The search for a missing 8-year-old Prichard girl was suspended for the evening in mid-September 2014 and was set to resume the following morning, law enforcement authorities said.
Hiawayi Robinson, 8, had gone missing on a Tuesday afternoon from the St. Stephens Woods Apartments in Prichard, where she lived. According to her family, she was last seen around 4:30 p.m. walking toward a cousin’s apartment in the same complex. She never arrived.
A wide search effort
The response on Wednesday drew volunteers, search dogs and a helicopter from the Alabama Bureau of Investigation to the area surrounding the complex. As of that evening, no trace of the girl had been reported. According to accounts at the time, search dogs alerted to her scent but led investigators to a bus stop she was known to use regularly.
Prichard police, Mobile County sheriff’s deputies and trained volunteers with the nonprofit KlaasKids Foundation searched the heavily wooded area around the apartments. Cars entering the complex were stopped as authorities worked to secure the scene.
The Salvation Army of Coastal Alabama was also present, providing food and water to first responders, according to a release from the organization. The group said it would return at 7 a.m. Wednesday when search efforts resumed — part of the sustained, round-the-clock effort that had taken shape around the case.
Questions of foul play
Prichard’s interim Police Chief Michael Rowland said an AMBER Alert — the emergency broadcast used in cases of a suspected child abduction — had not been issued as of Wednesday evening. Rowland said police had not yet determined whether foul play was suspected in the girl’s disappearance.

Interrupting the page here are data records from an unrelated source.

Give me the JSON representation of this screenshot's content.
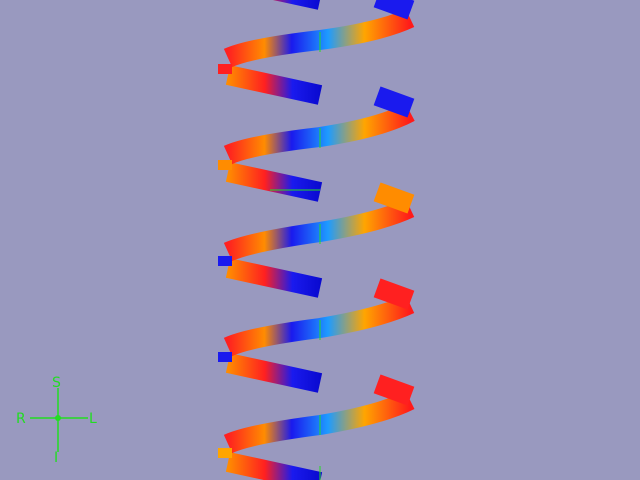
{
  "viewer": {
    "background": "#9999bf",
    "orientation_widget": {
      "color": "#22dd22",
      "labels": {
        "superior": "S",
        "inferior": "I",
        "right": "R",
        "left": "L"
      }
    }
  },
  "helix": {
    "turns_visible": 5,
    "band_colors": [
      "#ff1a1a",
      "#ff8c00",
      "#ffa500",
      "#1a1aee",
      "#0a0ad0",
      "#1e9bff",
      "#00c8ff"
    ],
    "axis_line_color": "#22dd22"
  }
}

“We can’t say it’s a crime yet,” he said in a televised interview.
A search alert with details about the case had been issued, and authorities said a press conference was scheduled for 8 a.m. Thursday. The distinction between a missing-child case and a confirmed abduction mattered a great deal to investigators, because an AMBER Alert under Alabama Department of Public Safety guidelines required specific criteria pointing to an abduction.
A community waiting for word
As night fell over the St. Stephens Woods Apartments, the pause in the search reflected the difficult reality facing investigators: hours had passed since the little girl was last seen, and despite a coordinated effort involving local police, sheriff’s deputies, an aircraft, search dogs and national volunteer organizations, her whereabouts remained unknown. Families in the complex and across Prichard braced for the resumption of the search at daybreak, hoping the morning would bring answers.
The disappearance had quickly become one of the most closely watched stories in the Mobile area, mobilizing resources from multiple agencies and volunteer groups as the community rallied around the search for a child who had simply set out to visit a relative a short walk away.